The only limit I can readily explain is the read speed of VD 2, which is roughly three times the SATA link speed — that makes sense for a RAID5 with four disks. The read speed of VD0 is a bit below twice the SATA link speed, that could be either a limitation of the media, or non-optimal interleaving of requests in a RAID1, but either would still be acceptable.

The other numbers make no sense to me. The controller is obviously able to handle data faster, and that parallel performance is not significantly different from looking at volumes in isolation also suggests that it is not choosing a bottlenecked data path.

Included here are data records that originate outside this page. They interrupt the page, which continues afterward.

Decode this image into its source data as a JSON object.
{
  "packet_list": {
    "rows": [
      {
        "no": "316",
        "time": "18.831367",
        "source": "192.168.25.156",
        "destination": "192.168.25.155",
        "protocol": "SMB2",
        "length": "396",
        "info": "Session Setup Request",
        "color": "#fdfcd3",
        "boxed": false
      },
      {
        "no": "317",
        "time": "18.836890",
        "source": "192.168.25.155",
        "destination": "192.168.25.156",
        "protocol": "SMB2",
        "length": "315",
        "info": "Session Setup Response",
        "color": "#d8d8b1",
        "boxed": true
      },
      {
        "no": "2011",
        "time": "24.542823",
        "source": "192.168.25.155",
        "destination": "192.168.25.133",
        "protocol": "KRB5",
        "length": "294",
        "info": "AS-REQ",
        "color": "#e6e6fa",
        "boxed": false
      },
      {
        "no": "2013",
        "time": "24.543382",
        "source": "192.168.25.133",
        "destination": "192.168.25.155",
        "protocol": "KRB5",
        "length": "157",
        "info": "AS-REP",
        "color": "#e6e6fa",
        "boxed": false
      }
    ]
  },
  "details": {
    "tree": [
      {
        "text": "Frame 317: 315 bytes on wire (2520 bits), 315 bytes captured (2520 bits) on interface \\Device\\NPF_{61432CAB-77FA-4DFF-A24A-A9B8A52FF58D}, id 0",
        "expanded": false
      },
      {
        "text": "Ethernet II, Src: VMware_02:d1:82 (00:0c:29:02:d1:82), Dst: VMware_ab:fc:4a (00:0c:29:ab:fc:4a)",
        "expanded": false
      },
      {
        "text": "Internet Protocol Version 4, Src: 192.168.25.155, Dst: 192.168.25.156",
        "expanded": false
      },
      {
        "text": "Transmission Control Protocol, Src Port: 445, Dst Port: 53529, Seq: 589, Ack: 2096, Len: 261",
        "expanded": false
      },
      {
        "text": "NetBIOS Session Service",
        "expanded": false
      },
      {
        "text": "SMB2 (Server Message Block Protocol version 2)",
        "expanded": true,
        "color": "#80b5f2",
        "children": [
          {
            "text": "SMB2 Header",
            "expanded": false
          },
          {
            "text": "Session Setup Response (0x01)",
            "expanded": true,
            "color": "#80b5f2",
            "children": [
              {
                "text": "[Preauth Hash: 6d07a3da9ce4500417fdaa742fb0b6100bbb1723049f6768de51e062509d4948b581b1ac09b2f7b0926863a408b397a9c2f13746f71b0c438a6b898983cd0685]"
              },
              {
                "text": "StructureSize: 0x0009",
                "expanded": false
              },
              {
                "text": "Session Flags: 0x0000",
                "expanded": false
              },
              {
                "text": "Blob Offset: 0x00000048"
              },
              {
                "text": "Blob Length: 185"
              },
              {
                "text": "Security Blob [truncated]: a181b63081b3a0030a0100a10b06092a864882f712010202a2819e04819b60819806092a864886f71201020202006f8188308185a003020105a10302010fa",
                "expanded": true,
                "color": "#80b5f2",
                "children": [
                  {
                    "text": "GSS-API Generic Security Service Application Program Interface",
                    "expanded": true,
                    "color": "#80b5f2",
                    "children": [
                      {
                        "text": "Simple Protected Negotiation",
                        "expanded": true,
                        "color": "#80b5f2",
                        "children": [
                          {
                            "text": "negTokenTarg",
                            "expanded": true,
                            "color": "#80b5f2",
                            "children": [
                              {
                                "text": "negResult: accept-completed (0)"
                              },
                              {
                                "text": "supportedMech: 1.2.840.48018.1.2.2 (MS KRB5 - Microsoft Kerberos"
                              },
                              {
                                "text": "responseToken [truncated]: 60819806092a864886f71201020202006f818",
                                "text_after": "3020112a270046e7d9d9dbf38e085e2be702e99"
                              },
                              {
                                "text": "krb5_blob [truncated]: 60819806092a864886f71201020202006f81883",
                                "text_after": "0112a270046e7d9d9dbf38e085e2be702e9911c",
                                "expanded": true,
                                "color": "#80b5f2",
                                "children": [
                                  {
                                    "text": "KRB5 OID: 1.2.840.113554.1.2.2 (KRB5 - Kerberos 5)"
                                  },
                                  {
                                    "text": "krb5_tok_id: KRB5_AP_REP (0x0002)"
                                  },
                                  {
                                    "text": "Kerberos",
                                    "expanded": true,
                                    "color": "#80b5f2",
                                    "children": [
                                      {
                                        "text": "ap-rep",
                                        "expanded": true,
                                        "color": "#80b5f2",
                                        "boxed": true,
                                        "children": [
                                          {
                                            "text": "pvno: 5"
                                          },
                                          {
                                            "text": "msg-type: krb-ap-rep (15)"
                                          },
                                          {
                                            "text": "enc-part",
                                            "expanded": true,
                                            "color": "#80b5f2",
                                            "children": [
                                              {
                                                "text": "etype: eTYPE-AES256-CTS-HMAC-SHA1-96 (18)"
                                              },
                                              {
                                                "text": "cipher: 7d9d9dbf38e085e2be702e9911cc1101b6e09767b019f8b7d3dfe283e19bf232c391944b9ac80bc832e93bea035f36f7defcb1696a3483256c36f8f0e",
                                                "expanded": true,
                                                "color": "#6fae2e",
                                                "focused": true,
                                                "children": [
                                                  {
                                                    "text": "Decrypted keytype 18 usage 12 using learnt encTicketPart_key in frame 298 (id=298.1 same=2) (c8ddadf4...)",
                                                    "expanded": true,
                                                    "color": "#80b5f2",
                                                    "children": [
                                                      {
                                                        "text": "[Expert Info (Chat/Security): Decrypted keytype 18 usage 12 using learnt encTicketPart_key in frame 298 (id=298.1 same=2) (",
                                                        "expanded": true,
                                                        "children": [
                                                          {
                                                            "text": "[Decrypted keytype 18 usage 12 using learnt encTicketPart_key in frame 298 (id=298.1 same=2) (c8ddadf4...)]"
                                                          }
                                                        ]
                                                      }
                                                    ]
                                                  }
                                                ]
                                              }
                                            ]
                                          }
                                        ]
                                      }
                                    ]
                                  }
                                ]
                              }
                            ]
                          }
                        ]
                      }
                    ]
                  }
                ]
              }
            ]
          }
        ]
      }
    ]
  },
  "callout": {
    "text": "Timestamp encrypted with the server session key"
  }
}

My interpretation of the situation is that creating the volumes from the BIOS instead of from StorCLI somehow gave them a sub-optimal configuration. Comparing the output from storcli /c0/v0 show all and storcli /c0/v2 show all shows no unexplained differences, so my fear is that the error is somewhere deeper in the stack.

  • Is there a known configuration gotcha or bug that would explain this behaviour?
  • Is there a tool to analyze configurations for bottlenecks, or, failing that,
  • Can I somehow export internal configuration values to allow me to compare them between volumes?